# Ear/Brain Connection Revision



## millionrainbows (Jun 23, 2012)

"The expression 'tonal' has itself been wrongly used, exclusively instead of inclusively. It can mean only this: everything that results from a series of tones, whether its cohesion is the result of a direct relationship to a single tonic or from links of *a more complex kind,* forms tonality...A piece of music will always have to be tonal at least insofar as, from one tone to the next, there is bound to be a relationship by which all the tones, successive or simultaneous, produce a progression that can be recognized as such." 
-Arnold Schoenberg, from Malcolm MacDonald's book, p. 128

One can easily deduce from this, as Allen Shawn already did in his book, that Schoenberg heard everything "tonally," and we all do as well: that's the way the ear hears harmonic intervals in relation to a fundamental (not necessarily a *root*).

The ear/brain has a natural tendency to hear interval relations in terms of their relation to a fundamental tone (not "root"), so your acuity (or lack) at perceiving more abstruse harmonic meanings (meanings which shift constantly) is similar to the ability of "experts" who have learned (and have inherent propensities) to perceive other types of perceptual meanings, like seeing visual meaning in abstract art, the ability to draw, to dance, throw a football, a master chef's sense of smell/taste, and other areas.

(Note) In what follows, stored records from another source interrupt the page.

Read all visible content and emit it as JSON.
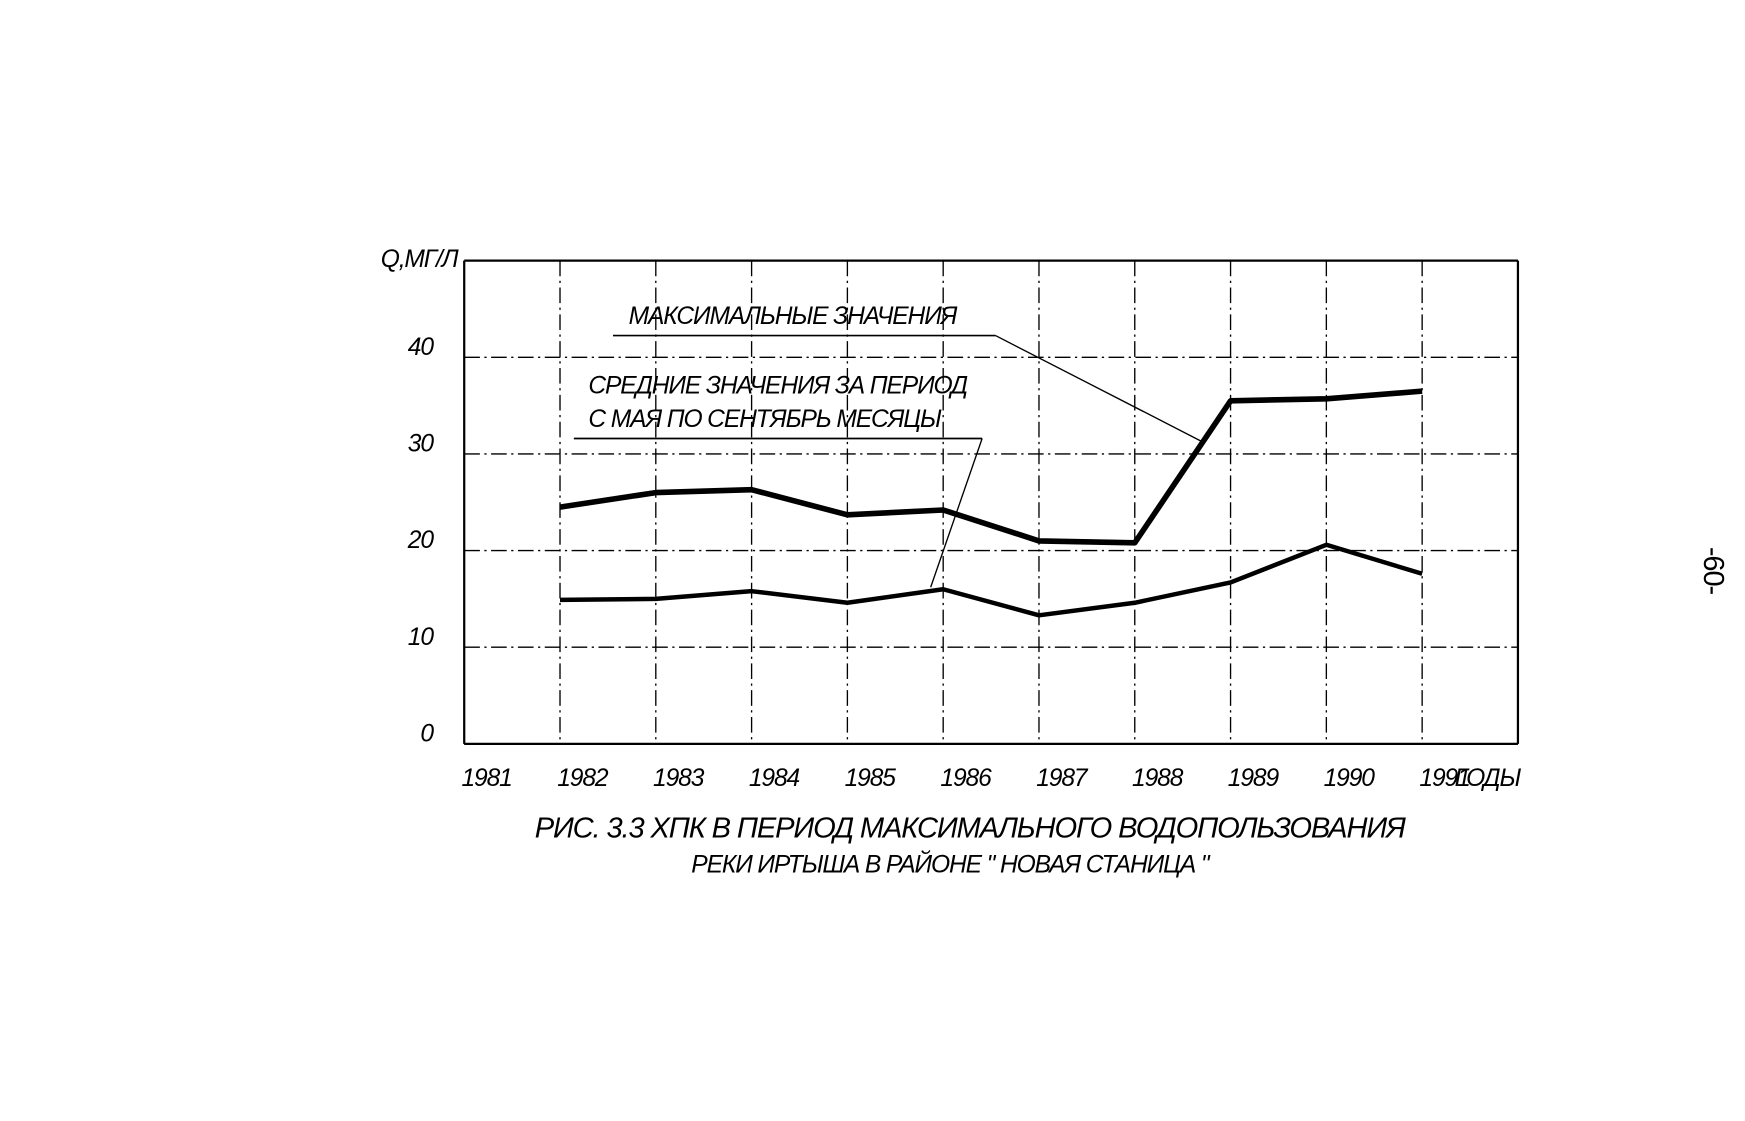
{
  "chart_data": {
    "type": "line",
    "y_label": "Q,МГ/Л",
    "x_label": "ГОДЫ",
    "x": [
      1982,
      1983,
      1984,
      1985,
      1986,
      1987,
      1988,
      1989,
      1990,
      1991
    ],
    "series": [
      {
        "label_lines": [
          "МАКСИМАЛЬНЫЕ ЗНАЧЕНИЯ"
        ],
        "color": "#000000",
        "values": [
          24.5,
          26,
          26.3,
          23.7,
          24.2,
          21,
          20.8,
          35.5,
          35.7,
          36.5
        ]
      },
      {
        "label_lines": [
          "СРЕДНИЕ ЗНАЧЕНИЯ ЗА ПЕРИОД",
          "С МАЯ ПО СЕНТЯБРЬ МЕСЯЦЫ"
        ],
        "color": "#000000",
        "values": [
          14.9,
          15,
          15.8,
          14.6,
          16,
          13.3,
          14.6,
          16.7,
          20.6,
          17.6
        ]
      }
    ],
    "xlim": [
      1981,
      1992
    ],
    "xticks": [
      1981,
      1982,
      1983,
      1984,
      1985,
      1986,
      1987,
      1988,
      1989,
      1990,
      1991
    ],
    "ylim": [
      0,
      50
    ],
    "yticks": [
      0,
      10,
      20,
      30,
      40
    ],
    "grid": true,
    "caption_lines": [
      "РИС. 3.3  ХПК В ПЕРИОД МАКСИМАЛЬНОГО ВОДОПОЛЬЗОВАНИЯ",
      "РЕКИ ИРТЫША В РАЙОНЕ \" НОВАЯ СТАНИЦА \""
    ]
  },
  "page_number": "-60-"
}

What I'm saying is that you either hear it, or you don't. The people who can hear meaning in abstruse music are the ones who like it, and have a natural visceral propensity; the ones who say that they "reject" it are more often than not unable to hear it, based mainly on an inherently lower visceral propensity. These people are "crippled" from the start.

If a person has demonstrated that they do have a good ear/brain connection (by playing an instrument, singing, etc) and they still can't penetrate more abstruse music, then this is more likely to be from willful choice, due to unfamiliarity or refusal to explore, not an inherent inability. This type of "refusal" is much more credible than the run-of-the mill criticisms of those listeners who are inherently unable to hear and understand, from both a vicseral and cognitive standpoint.

What I'm saying is that "your ear" (visceral) is the stimulus that "draws you in" to more difficult music. This is a very natural ability, and some folks have it, while others don't. This translates (after the fact) into "preference."

This preference is not "debatable" or even definable on a credible level by those who are unable to hear it on a visceral level, because this boils down to degrees of inherent ability, not will. It's like some people don't enjoy dancing because they can't do it well (comparatively).


----------